ソ連軍の秘密戦史27
13日間の始まり
文:nona
https://retroculturati.com/2015/07/28/leslie-illingworth-political-cartoonist/
英国の風刺画家イリングワースによる風刺画。
秘密のミサイル基地建設1962年4月、フルシチョフ第一書記の意向をうけてソ連軍はアナディル作戦を計画。7月には諸兵科連合部隊GSVK(キューバ派遣ソ連軍グループ)を秘密裏にキューバへ派遣しました。この作戦の目的はIRBM(中距離弾道ミサイル )とMRBM(準中距離弾道ミサイル )を米国の間近に配備することで同盟国キューバを守ることでした。さらには、米国に対して劣勢だったICBM(大陸間弾道ミサイル)戦力の穴埋めをしたい、との狙いもあったようです。さらにICBMが充足した際には、ミサイル撤去と引き換えに米国から新たな譲歩を引き出せる、とフルシチョフは考えていたのかもしれません。ともかく、9月にR-12(SS-4)型MRBMがキューバへ到着。発射基地の建設が始まります。しかし、現地の自然環境はソ連軍が想定していなかったもので、昼間の作業は高い気温と湿度により、兵士を1時間ごとに交代させる必要がありました。にもかかわらず、フルシチョフはソ連の10月革命記念日(グレゴリオ暦で11月7日)にミサイル基地の完成を世界中に公表したいため、作業を急がせる必要がありました。そこで、参謀本部のグリブコフ作戦部長が督戦のため10月19日にキューバへと派遣されたのですが、彼は現場の様子に驚愕します。数か月前に現場を視察した戦略ロケット軍のビリュゾフ元帥は「ミサイルをヤシの木に隠すのは簡単」と報告していたものの、実際のミサイル基地の擬装は不完全だったのです。
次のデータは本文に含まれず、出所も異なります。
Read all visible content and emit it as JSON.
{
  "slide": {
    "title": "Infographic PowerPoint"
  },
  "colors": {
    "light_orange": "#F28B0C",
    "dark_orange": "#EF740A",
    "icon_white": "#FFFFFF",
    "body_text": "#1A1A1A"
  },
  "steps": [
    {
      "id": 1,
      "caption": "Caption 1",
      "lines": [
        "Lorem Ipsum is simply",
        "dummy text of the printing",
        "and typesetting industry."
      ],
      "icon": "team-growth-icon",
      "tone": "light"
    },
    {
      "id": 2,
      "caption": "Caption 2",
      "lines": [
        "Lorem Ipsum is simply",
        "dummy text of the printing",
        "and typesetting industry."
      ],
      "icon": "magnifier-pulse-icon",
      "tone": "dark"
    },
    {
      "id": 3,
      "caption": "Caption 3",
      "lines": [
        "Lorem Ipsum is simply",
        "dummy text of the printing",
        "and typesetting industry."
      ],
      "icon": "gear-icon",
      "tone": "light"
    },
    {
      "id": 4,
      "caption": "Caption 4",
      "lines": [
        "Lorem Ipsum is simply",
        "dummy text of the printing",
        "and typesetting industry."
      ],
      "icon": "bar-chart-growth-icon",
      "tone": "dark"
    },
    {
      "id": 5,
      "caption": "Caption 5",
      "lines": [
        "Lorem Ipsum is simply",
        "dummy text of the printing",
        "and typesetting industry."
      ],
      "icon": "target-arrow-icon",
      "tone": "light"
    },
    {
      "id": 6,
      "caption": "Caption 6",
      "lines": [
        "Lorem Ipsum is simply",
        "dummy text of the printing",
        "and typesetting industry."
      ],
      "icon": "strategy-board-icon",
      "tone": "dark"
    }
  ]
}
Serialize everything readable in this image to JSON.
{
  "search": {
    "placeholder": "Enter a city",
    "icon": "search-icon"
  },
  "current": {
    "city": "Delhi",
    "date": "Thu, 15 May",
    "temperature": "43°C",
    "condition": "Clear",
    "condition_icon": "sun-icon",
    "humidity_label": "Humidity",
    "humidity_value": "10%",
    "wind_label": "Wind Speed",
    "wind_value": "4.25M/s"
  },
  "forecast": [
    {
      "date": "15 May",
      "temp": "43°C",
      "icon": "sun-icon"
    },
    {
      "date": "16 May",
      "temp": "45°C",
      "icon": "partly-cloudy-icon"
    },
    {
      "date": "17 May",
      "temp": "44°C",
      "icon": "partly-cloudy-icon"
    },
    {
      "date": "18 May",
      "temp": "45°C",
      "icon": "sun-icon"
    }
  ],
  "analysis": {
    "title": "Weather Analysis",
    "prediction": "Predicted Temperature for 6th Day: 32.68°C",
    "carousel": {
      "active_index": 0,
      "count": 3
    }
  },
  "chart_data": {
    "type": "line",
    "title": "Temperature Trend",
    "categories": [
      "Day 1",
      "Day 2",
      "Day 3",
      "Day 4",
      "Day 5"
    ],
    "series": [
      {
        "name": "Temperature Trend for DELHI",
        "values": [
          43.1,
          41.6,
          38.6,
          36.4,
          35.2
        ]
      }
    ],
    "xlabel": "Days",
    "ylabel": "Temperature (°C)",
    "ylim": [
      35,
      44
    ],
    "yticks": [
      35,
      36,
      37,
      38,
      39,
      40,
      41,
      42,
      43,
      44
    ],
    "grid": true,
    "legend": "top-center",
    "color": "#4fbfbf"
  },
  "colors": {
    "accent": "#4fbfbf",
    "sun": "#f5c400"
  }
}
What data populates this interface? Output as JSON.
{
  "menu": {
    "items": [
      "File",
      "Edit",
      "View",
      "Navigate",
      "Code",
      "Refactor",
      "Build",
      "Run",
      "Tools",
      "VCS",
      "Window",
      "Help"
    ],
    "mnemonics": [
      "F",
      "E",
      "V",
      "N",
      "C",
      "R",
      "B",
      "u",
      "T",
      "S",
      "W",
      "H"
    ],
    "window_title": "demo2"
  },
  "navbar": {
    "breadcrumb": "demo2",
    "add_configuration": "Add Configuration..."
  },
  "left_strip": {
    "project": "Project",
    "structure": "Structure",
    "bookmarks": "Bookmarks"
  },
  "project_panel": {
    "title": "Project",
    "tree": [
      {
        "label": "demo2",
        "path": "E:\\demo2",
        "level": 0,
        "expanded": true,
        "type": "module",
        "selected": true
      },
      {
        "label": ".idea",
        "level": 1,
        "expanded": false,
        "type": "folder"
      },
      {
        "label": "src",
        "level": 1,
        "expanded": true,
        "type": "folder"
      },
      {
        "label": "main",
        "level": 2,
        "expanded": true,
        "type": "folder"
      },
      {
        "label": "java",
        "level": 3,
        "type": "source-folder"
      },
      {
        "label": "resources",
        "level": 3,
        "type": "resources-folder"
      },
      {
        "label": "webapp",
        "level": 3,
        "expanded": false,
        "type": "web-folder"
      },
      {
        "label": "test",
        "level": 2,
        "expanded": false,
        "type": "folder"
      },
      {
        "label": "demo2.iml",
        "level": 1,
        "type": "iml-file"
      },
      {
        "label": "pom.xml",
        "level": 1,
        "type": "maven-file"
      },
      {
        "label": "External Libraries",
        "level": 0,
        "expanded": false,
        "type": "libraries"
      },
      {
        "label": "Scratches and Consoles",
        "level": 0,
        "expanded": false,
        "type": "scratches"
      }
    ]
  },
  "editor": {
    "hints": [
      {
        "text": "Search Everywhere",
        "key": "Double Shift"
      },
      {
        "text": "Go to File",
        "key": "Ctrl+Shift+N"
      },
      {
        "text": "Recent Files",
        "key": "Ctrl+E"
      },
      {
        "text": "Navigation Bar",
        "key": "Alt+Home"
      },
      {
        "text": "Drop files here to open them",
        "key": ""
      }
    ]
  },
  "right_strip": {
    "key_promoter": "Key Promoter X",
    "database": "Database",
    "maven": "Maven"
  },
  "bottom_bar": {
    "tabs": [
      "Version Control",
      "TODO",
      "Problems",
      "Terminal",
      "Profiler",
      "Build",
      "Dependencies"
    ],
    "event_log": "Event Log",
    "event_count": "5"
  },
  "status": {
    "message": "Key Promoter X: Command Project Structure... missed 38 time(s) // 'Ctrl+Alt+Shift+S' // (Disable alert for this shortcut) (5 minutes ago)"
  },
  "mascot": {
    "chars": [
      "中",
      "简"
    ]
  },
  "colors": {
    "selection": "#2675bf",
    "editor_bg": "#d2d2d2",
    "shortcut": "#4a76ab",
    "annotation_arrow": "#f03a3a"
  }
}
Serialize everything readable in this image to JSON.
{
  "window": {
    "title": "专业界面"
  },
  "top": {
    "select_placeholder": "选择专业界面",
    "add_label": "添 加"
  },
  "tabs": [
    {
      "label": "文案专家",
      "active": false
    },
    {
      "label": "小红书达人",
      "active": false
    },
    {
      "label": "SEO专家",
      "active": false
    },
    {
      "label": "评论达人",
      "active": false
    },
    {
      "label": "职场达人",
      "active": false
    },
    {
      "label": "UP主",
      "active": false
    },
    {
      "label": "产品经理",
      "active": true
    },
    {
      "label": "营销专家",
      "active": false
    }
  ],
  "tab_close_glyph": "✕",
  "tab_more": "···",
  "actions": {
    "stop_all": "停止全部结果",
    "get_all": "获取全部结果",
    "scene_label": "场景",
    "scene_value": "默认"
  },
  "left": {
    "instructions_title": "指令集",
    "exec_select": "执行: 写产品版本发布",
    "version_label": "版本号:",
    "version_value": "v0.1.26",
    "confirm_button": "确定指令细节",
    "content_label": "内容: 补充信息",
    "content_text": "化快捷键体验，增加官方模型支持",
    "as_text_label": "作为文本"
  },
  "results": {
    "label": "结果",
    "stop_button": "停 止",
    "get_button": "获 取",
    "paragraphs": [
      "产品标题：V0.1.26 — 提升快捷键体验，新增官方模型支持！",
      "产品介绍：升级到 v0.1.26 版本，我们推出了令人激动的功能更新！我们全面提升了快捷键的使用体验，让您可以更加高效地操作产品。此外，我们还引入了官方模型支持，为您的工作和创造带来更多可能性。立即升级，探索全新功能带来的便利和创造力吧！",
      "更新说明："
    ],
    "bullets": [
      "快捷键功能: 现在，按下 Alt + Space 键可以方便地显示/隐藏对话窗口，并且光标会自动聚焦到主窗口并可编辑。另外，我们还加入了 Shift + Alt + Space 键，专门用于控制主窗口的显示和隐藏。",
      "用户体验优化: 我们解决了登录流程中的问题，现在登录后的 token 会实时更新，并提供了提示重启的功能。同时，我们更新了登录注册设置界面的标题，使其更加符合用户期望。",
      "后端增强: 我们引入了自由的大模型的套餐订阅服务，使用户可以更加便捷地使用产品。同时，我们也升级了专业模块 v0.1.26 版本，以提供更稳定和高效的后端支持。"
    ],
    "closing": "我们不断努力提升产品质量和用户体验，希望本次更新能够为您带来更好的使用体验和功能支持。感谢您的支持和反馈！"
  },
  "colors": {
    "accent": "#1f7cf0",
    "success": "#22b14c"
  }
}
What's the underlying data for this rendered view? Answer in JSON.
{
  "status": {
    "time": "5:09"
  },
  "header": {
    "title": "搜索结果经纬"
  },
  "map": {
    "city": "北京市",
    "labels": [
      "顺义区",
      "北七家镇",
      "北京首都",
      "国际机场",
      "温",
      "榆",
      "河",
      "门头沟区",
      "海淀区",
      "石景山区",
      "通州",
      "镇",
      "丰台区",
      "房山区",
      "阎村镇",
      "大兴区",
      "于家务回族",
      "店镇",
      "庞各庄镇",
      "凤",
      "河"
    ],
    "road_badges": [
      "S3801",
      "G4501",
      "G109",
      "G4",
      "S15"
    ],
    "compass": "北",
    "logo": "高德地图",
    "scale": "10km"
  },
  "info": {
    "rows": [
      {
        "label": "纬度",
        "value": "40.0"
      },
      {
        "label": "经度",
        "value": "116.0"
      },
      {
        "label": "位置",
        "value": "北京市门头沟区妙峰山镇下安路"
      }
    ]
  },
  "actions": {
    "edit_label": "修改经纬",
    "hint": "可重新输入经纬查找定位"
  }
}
ミサイル基地周辺のヤシなどの木々はまばらで、航空偵察から隠すのは困難でした。元帥の発言はフルシチョフの機嫌をとるためのもので、現実に即したものではありませんでした。また、キューバにはU-2偵察機の天敵たるS-75(SA-2)地対空ミサイルも派遣され、参謀本部は「脅威となる敵機は現地指揮官の判断で撃墜してもよい」と指示したものの、米国を刺激する恐れから、フルシチョフは攻撃を認めませんでした。幸いこの時期はハリケーンが多く、米国による航空偵察の進捗は遅れたものの、10月14日の偵察で、ついにその存在を知られてしまったのです。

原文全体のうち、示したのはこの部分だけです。